術後肥満
3.3, 2015
前回の続き 入院編最後です。
全身麻酔って感覚が戻るのに少し時間がかかるようだった。なんか体と意識がホワホワしてて記憶もあんまり定かではない。
ただ僕も覚えていないけど、集中治療室では心配して様子を伺ってるヨメに
「・・めっちゃチ○コ見られる・・・めっちゃチ○コ見られる・・」
と呪詛のようにつぶやいてたらしい。どうやら僕は痛みや生命への危機感より羞恥心の方が勝っているようだ。
つくづく器が小さくてイヤになる。
眠りから覚めて気がつくと口にはまってたでっかい管は取れ、眠ってまた気がつくと体に入ってるチューブが抜かれと
徐々に体への配線が少なくなっていく。
少し言葉を発するようになり、腹も減ってきた。「腹減った」と言うと、オカンが目に涙をためて笑った。
手術はうまくいったみたいだ。もともと症例が多く、確立された手順での手術だったので成功率も高いものらしい。
とはいえ、胸を開いて、心臓を一回取り出して、止めて、中開いて、縫って、また戻して再度動かすって手術はなかなかなもんだと思う。
手術のあとは胸の真ん中に30cm程の切った後が残った。最近は傷を縫ったりはせず、透明のガムテープみたいなのを傷の上からぺたっと貼ってあるだけ。このまま抜糸もないそうだ。
2日程集中治療室にいて、3日目には一般病棟へ移った。その際にまた股間を若い女性看護士に洗浄されたけど、もう羞恥心はなくなってた。
そしてすぐにリハビリが始まる。心臓というのは筋肉の塊で、手術してすぐに動かしたほうが良いらしい。
術後の入院期間は朝と昼過ぎにリハビリ室に通い、なんかへんな体操とウォーキングとエアロバイクで運動した。
手術したばっかりで大丈夫かと思うくらい運動させられた。
リハビリには僕と同じような病気で開胸手術をした患者さんが沢山いて、各々リハビリをこなしている。
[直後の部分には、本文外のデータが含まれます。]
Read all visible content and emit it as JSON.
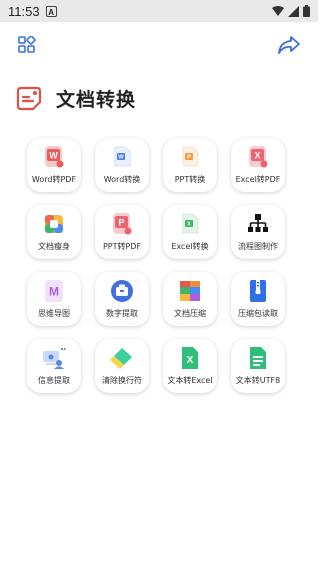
{
  "status_bar": {
    "time": "11:53",
    "app_badge": "A"
  },
  "header": {
    "title": "文档转换"
  },
  "tools": [
    {
      "label": "Word转PDF",
      "icon": "word-to-pdf-icon",
      "color": "#e85c5c"
    },
    {
      "label": "Word转换",
      "icon": "word-icon",
      "color": "#4a7ff0"
    },
    {
      "label": "PPT转换",
      "icon": "ppt-icon",
      "color": "#f39a3c"
    },
    {
      "label": "Excel转PDF",
      "icon": "excel-to-pdf-icon",
      "color": "#ec6470"
    },
    {
      "label": "文档瘦身",
      "icon": "doc-slim-icon",
      "color": "#f5b940"
    },
    {
      "label": "PPT转PDF",
      "icon": "ppt-to-pdf-icon",
      "color": "#ec6470"
    },
    {
      "label": "Excel转换",
      "icon": "excel-icon",
      "color": "#42b36a"
    },
    {
      "label": "流程图制作",
      "icon": "flowchart-icon",
      "color": "#111111"
    },
    {
      "label": "思维导图",
      "icon": "mindmap-icon",
      "color": "#b05ce0"
    },
    {
      "label": "数字提取",
      "icon": "number-extract-icon",
      "color": "#3f6fe0"
    },
    {
      "label": "文档压缩",
      "icon": "doc-compress-icon",
      "color": "#e9564b"
    },
    {
      "label": "压缩包读取",
      "icon": "zip-read-icon",
      "color": "#2f6fe8"
    },
    {
      "label": "信息提取",
      "icon": "info-extract-icon",
      "color": "#5b84e8"
    },
    {
      "label": "清除换行符",
      "icon": "clear-linebreak-icon",
      "color": "#3ccf9c"
    },
    {
      "label": "文本转Excel",
      "icon": "text-to-excel-icon",
      "color": "#2fbf7a"
    },
    {
      "label": "文本转UTF8",
      "icon": "text-to-utf8-icon",
      "color": "#2fbf7a"
    }
  ]
}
毎日のウォーキングで何人かのリハビリ仲間ができた。とはいっても全員70代~80代のおじいさんである。
リハビリ仲間達の歩くペースは遅かったけど、僕も話し相手が欲しかったのでペースをおじいさんに合わせて歩いた。
歩きながらいろんな話をした。そのなかでもお互いの病気の発生した状況話や今後の治療話は盛り上がった。
リハビリ仲間のほとんどが救急で運ばれてきた人達だったけど、心臓疾患前にある症状が僕も含め全員で現れた事がわかった。
ある症状・・それは「冷や汗」。
緊張してるわけでもなく、暑いわけでもないのに汗が吹き出して体がヒヤッとするのが続く症状。
夜中にパックをした女の人や松崎しげると出会ったり、携帯を奥さんや恋人にじっくり見られたり、便意をとてつもなく我慢してたりしてないのに冷や汗。
もしも現れたら何らかの異常かもしれません。我慢せずに救急車呼んどけ。
そんなリハビリを1週間ほど続けて僕は退院することに。心臓手術で1週間の入院ってのは短くて驚いた。
退院前日、病室に先生がやって来て、胸の傷に貼られた透明のガムテープみたいなやつをペリペリと剥がして傷口を確認し、
「うん、キレイ」と褒めてくれた。
傷口は若い(42歳でも若いらしい)と回復力があるので傷口が盛り上がりあまりキレイにならないそうだ。
僕はまぁまぁキレイな部類で、一番キレイなのは「痩せたおじいさん」だそうだ。
こんな感じで僕は無事に退院した。生まれて初めての入院。そして生死について考えた日々。
得たものは入院するとみんなやさしいねって事と「完全禁煙」と食欲・物欲・性欲と全ての欲が向上した事。
「欲」については人間いつ死ぬか本当にわからないものだなって思ったときに、我慢するこたぁないなぁって事で貪欲になったのかと。
そんなんで退院後めっちゃ食べてゴロゴロして働かず、ネットで物欲爆発させてたら、めっちゃ太った。
最近はちょっとおどけた感じで「わぁ心臓止まるわ~!」ってのが持ちネタ。周りは全然笑ってくれず心配されます。